Those who have relied on the WordPress’s stability, and the continuity of support from for-fee service providers who have built businesses around WordPress, should not have to suffer the uncertainty, losses, and increased costs of doing business attendant to the parties’ current dispute.

But the frayed relationships are unlikely to be easily fixed. After all, Mullenweg burned a lot of bridges on his way to resetting the WordPress project’s norms. And signs are strong that he isn’t taking the preliminary injunction well—he apparently left a prominent third-party WordPress community in a huff.

Screenshot From 2024 12 14 22 49 01

Don’t print in the newsletter that I’m mad. (Matt Mullenweg/via X)

Last night, Mullenweg wrote this on X, a platform I no longer use:

I’m disgusted and sickened by being legally forced to provide free labor and services to @wpengine, a dangerous precedent that should chill every open source maintainer. While I disagree with the court’s decision, I've fully complied with its order. You can see most changes on the site. They have access to ACF slug but haven’t changed it … must not have been the emergency they claimed.

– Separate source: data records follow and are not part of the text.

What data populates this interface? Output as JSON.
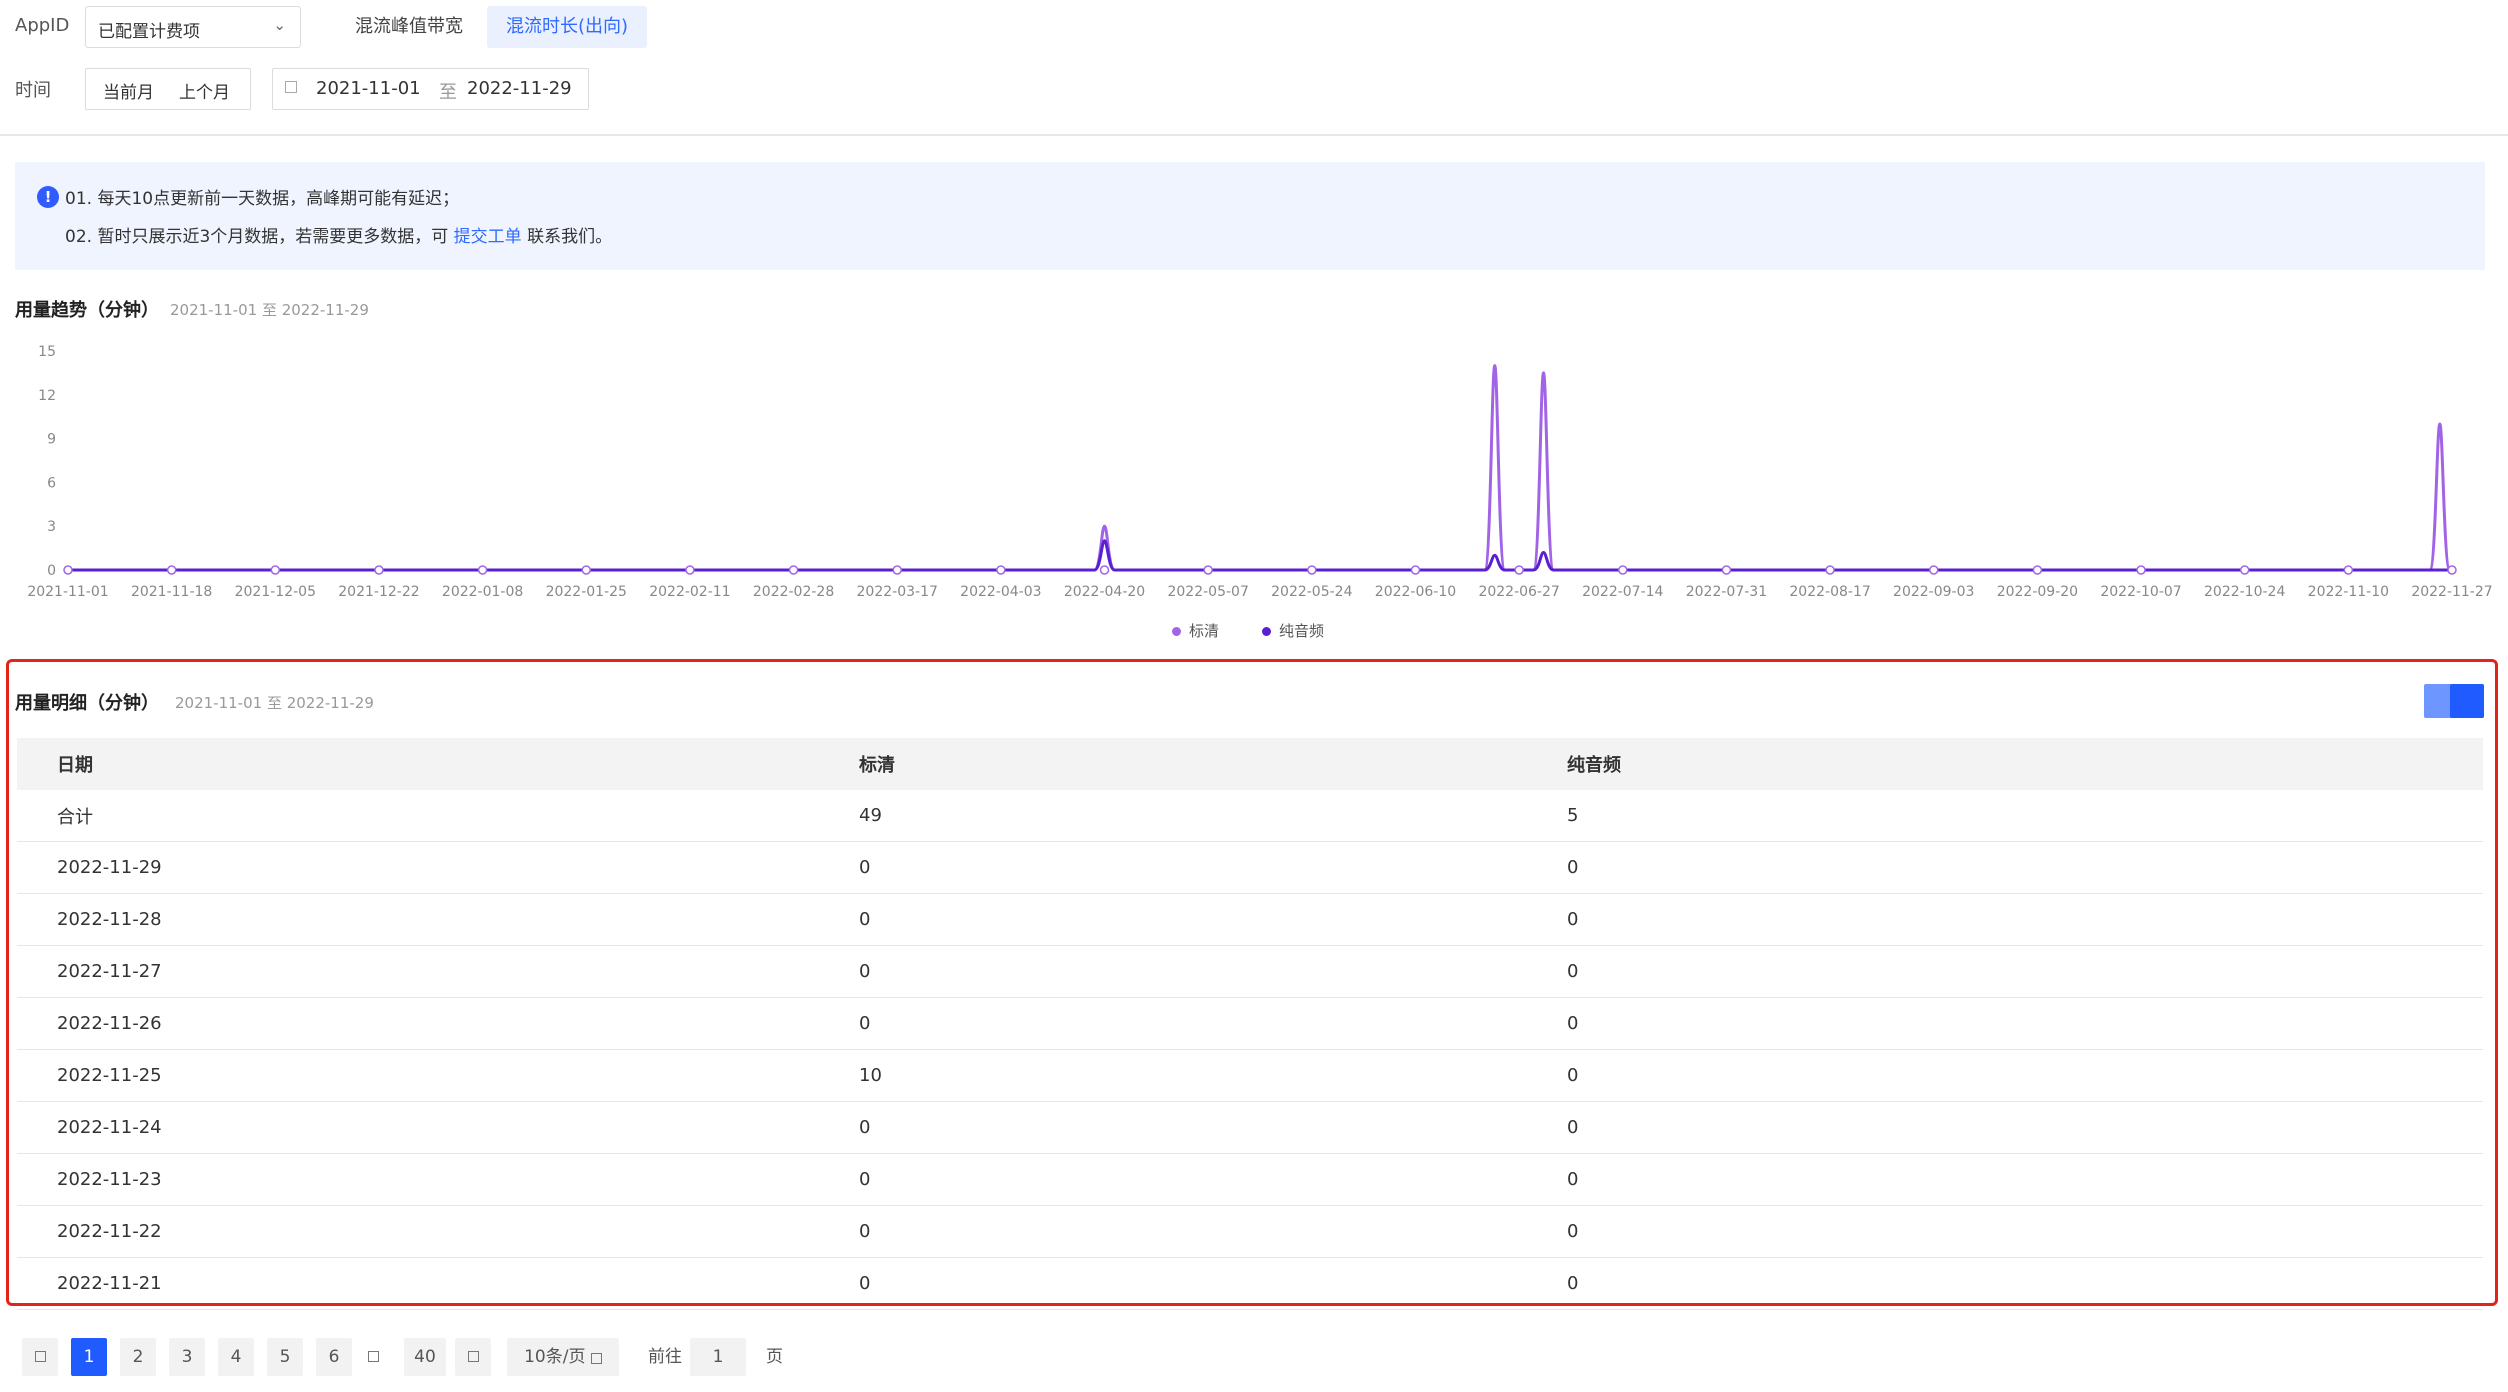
{
  "filters": {
    "appid_label": "AppID",
    "appid_value": "已配置计费项",
    "tabs": [
      {
        "label": "混流峰值带宽"
      },
      {
        "label": "混流时长(出向)"
      }
    ],
    "time_label": "时间",
    "quick": [
      "当前月",
      "上个月"
    ],
    "date_start": "2021-11-01",
    "date_sep": "至",
    "date_end": "2022-11-29"
  },
  "notice": {
    "icon": "!",
    "line1": "01. 每天10点更新前一天数据，高峰期可能有延迟；",
    "line2_prefix": "02. 暂时只展示近3个月数据，若需要更多数据，可",
    "line2_link": "提交工单",
    "line2_suffix": "联系我们。"
  },
  "trend": {
    "title": "用量趋势（分钟）",
    "range": "2021-11-01 至 2022-11-29"
  },
  "chart_data": {
    "type": "line",
    "x": [
      "2021-11-01",
      "2021-11-18",
      "2021-12-05",
      "2021-12-22",
      "2022-01-08",
      "2022-01-25",
      "2022-02-11",
      "2022-02-28",
      "2022-03-17",
      "2022-04-03",
      "2022-04-20",
      "2022-05-07",
      "2022-05-24",
      "2022-06-10",
      "2022-06-27",
      "2022-07-14",
      "2022-07-31",
      "2022-08-17",
      "2022-09-03",
      "2022-09-20",
      "2022-10-07",
      "2022-10-24",
      "2022-11-10",
      "2022-11-27"
    ],
    "ylim": [
      0,
      15
    ],
    "yticks": [
      0,
      3,
      6,
      9,
      12,
      15
    ],
    "grid": false,
    "legend": "bottom",
    "series": [
      {
        "name": "标清",
        "color": "#a264e6",
        "peaks": [
          {
            "date": "2022-04-20",
            "value": 3
          },
          {
            "date": "2022-06-23",
            "value": 14
          },
          {
            "date": "2022-07-01",
            "value": 13.5
          },
          {
            "date": "2022-11-25",
            "value": 10
          }
        ]
      },
      {
        "name": "纯音频",
        "color": "#5a1fd1",
        "peaks": [
          {
            "date": "2022-04-20",
            "value": 2
          },
          {
            "date": "2022-06-23",
            "value": 1
          },
          {
            "date": "2022-07-01",
            "value": 1.2
          }
        ]
      }
    ]
  },
  "detail": {
    "title": "用量明细（分钟）",
    "range": "2021-11-01 至 2022-11-29",
    "columns": [
      "日期",
      "标清",
      "纯音频"
    ],
    "rows": [
      [
        "合计",
        "49",
        "5"
      ],
      [
        "2022-11-29",
        "0",
        "0"
      ],
      [
        "2022-11-28",
        "0",
        "0"
      ],
      [
        "2022-11-27",
        "0",
        "0"
      ],
      [
        "2022-11-26",
        "0",
        "0"
      ],
      [
        "2022-11-25",
        "10",
        "0"
      ],
      [
        "2022-11-24",
        "0",
        "0"
      ],
      [
        "2022-11-23",
        "0",
        "0"
      ],
      [
        "2022-11-22",
        "0",
        "0"
      ],
      [
        "2022-11-21",
        "0",
        "0"
      ]
    ]
  },
  "pager": {
    "pages": [
      "1",
      "2",
      "3",
      "4",
      "5",
      "6"
    ],
    "last": "40",
    "page_size": "10条/页",
    "goto_label": "前往",
    "goto_value": "1",
    "goto_suffix": "页"
  }
}
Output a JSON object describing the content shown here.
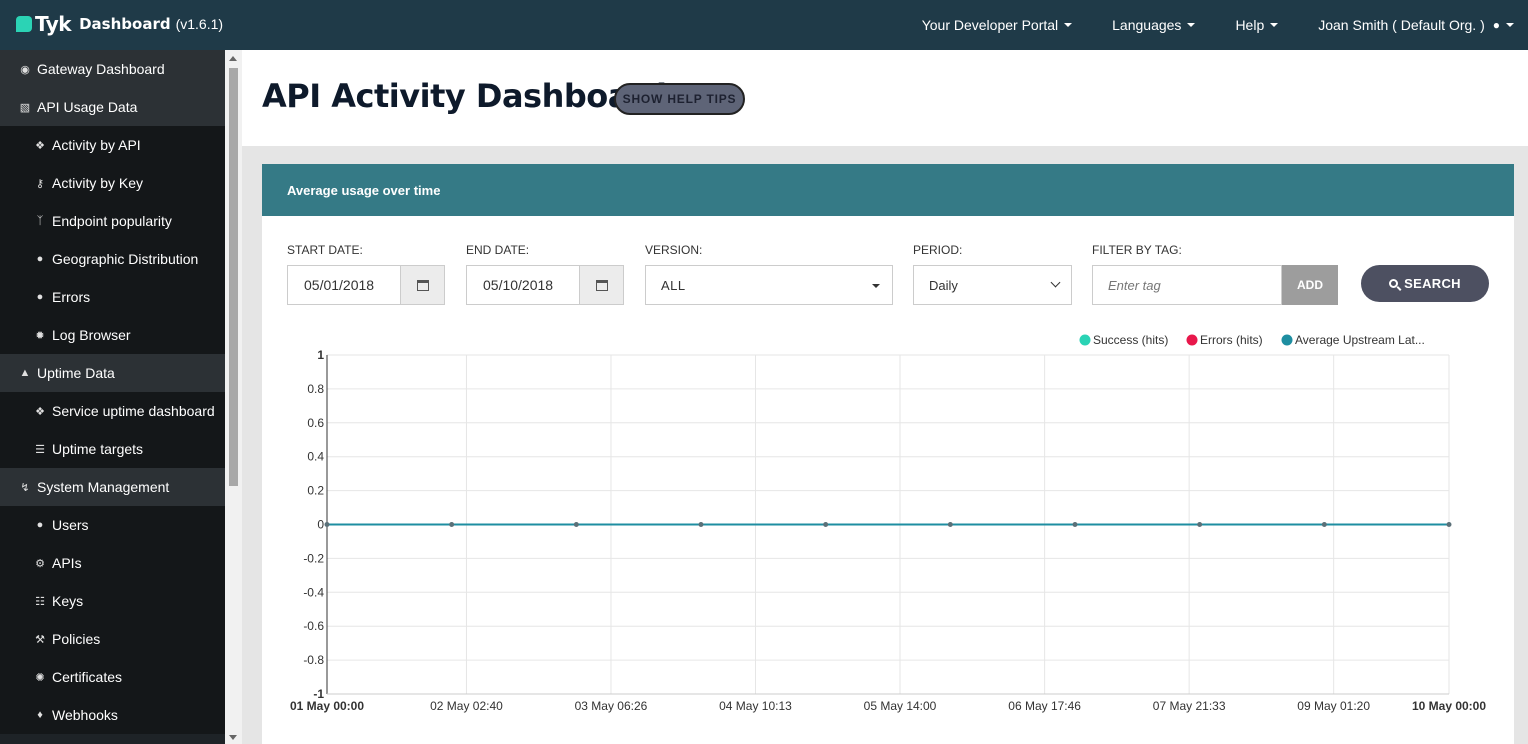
{
  "app": {
    "brand": "Tyk",
    "product": "Dashboard",
    "version": "(v1.6.1)"
  },
  "topnav": {
    "portal": "Your Developer Portal",
    "languages": "Languages",
    "help": "Help",
    "user": "Joan Smith ( Default Org. )"
  },
  "sidebar": {
    "items": [
      {
        "label": "Gateway Dashboard",
        "icon": "dashboard-icon"
      },
      {
        "label": "API Usage Data",
        "icon": "bar-chart-icon"
      },
      {
        "label": "Activity by API",
        "icon": "cubes-icon"
      },
      {
        "label": "Activity by Key",
        "icon": "key-icon"
      },
      {
        "label": "Endpoint popularity",
        "icon": "branch-icon"
      },
      {
        "label": "Geographic Distribution",
        "icon": "globe-icon"
      },
      {
        "label": "Errors",
        "icon": "bomb-icon"
      },
      {
        "label": "Log Browser",
        "icon": "bug-icon"
      },
      {
        "label": "Uptime Data",
        "icon": "arrow-up-circle-icon"
      },
      {
        "label": "Service uptime dashboard",
        "icon": "cubes-icon"
      },
      {
        "label": "Uptime targets",
        "icon": "list-icon"
      },
      {
        "label": "System Management",
        "icon": "bolt-icon"
      },
      {
        "label": "Users",
        "icon": "user-icon"
      },
      {
        "label": "APIs",
        "icon": "gears-icon"
      },
      {
        "label": "Keys",
        "icon": "sitemap-icon"
      },
      {
        "label": "Policies",
        "icon": "gavel-icon"
      },
      {
        "label": "Certificates",
        "icon": "certificate-icon"
      },
      {
        "label": "Webhooks",
        "icon": "bell-icon"
      }
    ]
  },
  "page": {
    "title": "API Activity Dashboard",
    "help_button": "SHOW HELP TIPS"
  },
  "panel": {
    "title": "Average usage over time"
  },
  "filters": {
    "start_label": "START DATE:",
    "start_value": "05/01/2018",
    "end_label": "END DATE:",
    "end_value": "05/10/2018",
    "version_label": "VERSION:",
    "version_value": "ALL",
    "period_label": "PERIOD:",
    "period_value": "Daily",
    "tag_label": "FILTER BY TAG:",
    "tag_placeholder": "Enter tag",
    "add_button": "ADD",
    "search_button": "SEARCH"
  },
  "chart_data": {
    "type": "line",
    "x": [
      "01 May 00:00",
      "02 May 02:40",
      "03 May 06:26",
      "04 May 10:13",
      "05 May 14:00",
      "06 May 17:46",
      "07 May 21:33",
      "09 May 01:20",
      "10 May 00:00"
    ],
    "series": [
      {
        "name": "Success (hits)",
        "color": "#2ad3b5",
        "values": [
          0,
          0,
          0,
          0,
          0,
          0,
          0,
          0,
          0,
          0
        ]
      },
      {
        "name": "Errors (hits)",
        "color": "#e8174b",
        "values": [
          0,
          0,
          0,
          0,
          0,
          0,
          0,
          0,
          0,
          0
        ]
      },
      {
        "name": "Average Upstream Lat...",
        "color": "#1e8ea1",
        "values": [
          0,
          0,
          0,
          0,
          0,
          0,
          0,
          0,
          0,
          0
        ]
      }
    ],
    "yticks": [
      "1",
      "0.8",
      "0.6",
      "0.4",
      "0.2",
      "0",
      "-0.2",
      "-0.4",
      "-0.6",
      "-0.8",
      "-1"
    ],
    "ylim": [
      -1,
      1
    ],
    "legend": "top-right",
    "grid": true
  }
}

Mullenweg’s anger about this situation, well-documented at this point, is rooted in the private equity ownership of WP Engine and how he felt it would threaten to damage the open-source community his company had built. And to be clear, the people who own the platforms we rely on? That is a real issue. The idea that a large company can undermine an open-source project? Point to Mullenweg. He has reasons to be nervous.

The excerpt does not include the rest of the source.